Texas, for example, enacted a redistricting plan that federal courts had previously rejected because they found “more evidence of discriminatory intent than we have space, or need, to address here.”  In another case about the Texas law, a court concluded that, “simply put, many Hispanics and African Americans who voted in the last elections will, because of the burdens imposed by SB 14, likely be unable to vote.” After Shelby County, this law was allowed to go into effect. And in 2016, a court struck down a similar voter ID law in North Carolina, noting it “targeted African-Americans with almost surgical precision.”

In the absence of a preclearance requirement, states can implement restrictive and discriminatory voting laws without immediate restraint – and it may take years for a successful legal challenge to be mounted. While both laws mentioned above were eventually invalidated, relief came only after they took effect and potentially influenced the outcome of multiple elections. The Voting Rights Advancement Act will reinstate the VRA’s preclearance requirement and prevent states from enacting discriminatory voting laws, thereby inflicting irreversible damage on the legitimacy of the electoral process.
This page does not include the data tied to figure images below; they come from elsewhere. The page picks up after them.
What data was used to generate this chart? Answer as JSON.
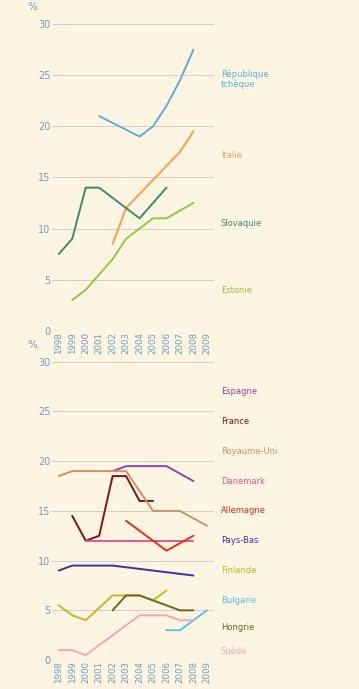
{
  "years": [
    1998,
    1999,
    2000,
    2001,
    2002,
    2003,
    2004,
    2005,
    2006,
    2007,
    2008,
    2009
  ],
  "background_color": "#fdf5e2",
  "grid_color": "#c8c8c8",
  "axis_color": "#6a9dbf",
  "tick_color": "#6a9dbf",
  "chart1": {
    "series": [
      {
        "label": "République\ntchèque",
        "color": "#5bafd6",
        "label_color": "#5bafd6",
        "points": [
          [
            2001,
            21.0
          ],
          [
            2004,
            19.0
          ],
          [
            2005,
            20.0
          ],
          [
            2006,
            22.0
          ],
          [
            2007,
            24.5
          ],
          [
            2008,
            27.5
          ]
        ]
      },
      {
        "label": "Italie",
        "color": "#f5a050",
        "label_color": "#f5a050",
        "points": [
          [
            2002,
            8.5
          ],
          [
            2003,
            12.0
          ],
          [
            2007,
            17.5
          ],
          [
            2008,
            19.5
          ]
        ]
      },
      {
        "label": "Slovaquie",
        "color": "#3a8c6a",
        "label_color": "#3a8c6a",
        "points": [
          [
            1998,
            7.5
          ],
          [
            1999,
            9.0
          ],
          [
            2000,
            14.0
          ],
          [
            2001,
            14.0
          ],
          [
            2002,
            13.0
          ],
          [
            2003,
            12.0
          ],
          [
            2004,
            11.0
          ],
          [
            2006,
            14.0
          ]
        ]
      },
      {
        "label": "Estonie",
        "color": "#90c840",
        "label_color": "#90c840",
        "points": [
          [
            1999,
            3.0
          ],
          [
            2000,
            4.0
          ],
          [
            2002,
            7.0
          ],
          [
            2003,
            9.0
          ],
          [
            2004,
            10.0
          ],
          [
            2005,
            11.0
          ],
          [
            2006,
            11.0
          ],
          [
            2008,
            12.5
          ]
        ]
      }
    ],
    "ylim": [
      0,
      30
    ],
    "yticks": [
      0,
      5,
      10,
      15,
      20,
      25,
      30
    ]
  },
  "chart2": {
    "series": [
      {
        "label": "Espagne",
        "color": "#8e44ad",
        "label_color": "#8e44ad",
        "points": [
          [
            2002,
            19.0
          ],
          [
            2003,
            19.5
          ],
          [
            2004,
            19.5
          ],
          [
            2006,
            19.5
          ],
          [
            2008,
            18.0
          ]
        ]
      },
      {
        "label": "France",
        "color": "#7b1515",
        "label_color": "#7b1515",
        "points": [
          [
            1999,
            14.5
          ],
          [
            2000,
            12.0
          ],
          [
            2001,
            12.5
          ],
          [
            2002,
            18.5
          ],
          [
            2003,
            18.5
          ],
          [
            2004,
            16.0
          ],
          [
            2005,
            16.0
          ]
        ]
      },
      {
        "label": "Royaume-Uni",
        "color": "#c8956a",
        "label_color": "#c8956a",
        "points": [
          [
            1998,
            18.5
          ],
          [
            1999,
            19.0
          ],
          [
            2003,
            19.0
          ],
          [
            2005,
            15.0
          ],
          [
            2007,
            15.0
          ],
          [
            2009,
            13.5
          ]
        ]
      },
      {
        "label": "Danemark",
        "color": "#e05890",
        "label_color": "#e05890",
        "points": [
          [
            2000,
            12.0
          ],
          [
            2001,
            12.0
          ],
          [
            2002,
            12.0
          ],
          [
            2003,
            12.0
          ],
          [
            2006,
            12.0
          ],
          [
            2008,
            12.0
          ]
        ]
      },
      {
        "label": "Allemagne",
        "color": "#e03020",
        "label_color": "#e03020",
        "points": [
          [
            2003,
            14.0
          ],
          [
            2005,
            12.0
          ],
          [
            2006,
            11.0
          ],
          [
            2008,
            12.5
          ]
        ]
      },
      {
        "label": "Pays-Bas",
        "color": "#3535a0",
        "label_color": "#3535a0",
        "points": [
          [
            1998,
            9.0
          ],
          [
            1999,
            9.5
          ],
          [
            2000,
            9.5
          ],
          [
            2001,
            9.5
          ],
          [
            2002,
            9.5
          ],
          [
            2008,
            8.5
          ]
        ]
      },
      {
        "label": "Finlande",
        "color": "#c8b820",
        "label_color": "#c8b820",
        "points": [
          [
            1998,
            5.5
          ],
          [
            1999,
            4.5
          ],
          [
            2000,
            4.0
          ],
          [
            2002,
            6.5
          ],
          [
            2003,
            6.5
          ],
          [
            2004,
            6.5
          ],
          [
            2005,
            6.0
          ],
          [
            2006,
            7.0
          ]
        ]
      },
      {
        "label": "Bulgarie",
        "color": "#50c8e0",
        "label_color": "#50c8e0",
        "points": [
          [
            2006,
            3.0
          ],
          [
            2007,
            3.0
          ],
          [
            2008,
            4.0
          ],
          [
            2009,
            5.0
          ]
        ]
      },
      {
        "label": "Hongrie",
        "color": "#6a6a20",
        "label_color": "#6a6a20",
        "points": [
          [
            2002,
            5.0
          ],
          [
            2003,
            6.5
          ],
          [
            2004,
            6.5
          ],
          [
            2005,
            6.0
          ],
          [
            2007,
            5.0
          ],
          [
            2008,
            5.0
          ]
        ]
      },
      {
        "label": "Suède",
        "color": "#f0a8b8",
        "label_color": "#f0a8b8",
        "points": [
          [
            1998,
            1.0
          ],
          [
            1999,
            1.0
          ],
          [
            2000,
            0.5
          ],
          [
            2004,
            4.5
          ],
          [
            2005,
            4.5
          ],
          [
            2006,
            4.5
          ],
          [
            2007,
            4.0
          ],
          [
            2008,
            4.0
          ]
        ]
      }
    ],
    "ylim": [
      0,
      30
    ],
    "yticks": [
      0,
      5,
      10,
      15,
      20,
      25,
      30
    ]
  }
}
In the face of federal inaction, many states have taken the lead on expanding and securing the right to vote. In 2018, Maryland, New Jersey, and Washington adopted automatic voter registration, a policy which would significantly increase access to the ballot. Since 2016, six states have limited or reversed their felon disenfranchisement laws and 16 states have enacted reforms such as same-day registration, online voter-registration, and expanded early voting opportunities that make it easier to register and vote. Despite the absence of Congressional leadership, there is substantial momentum behind expanding ballot access and preserving America’s voting rights.

Our democracy only works when everyone can fully participate, no matter who they are or what their race or color. As we approach six years without the full force of the Voting Rights Act, Congress must act to protect the rights that so many fought to attain. It’s time for Congress to pass the Voting Rights Advancement Act of 2019 and restore the right to vote.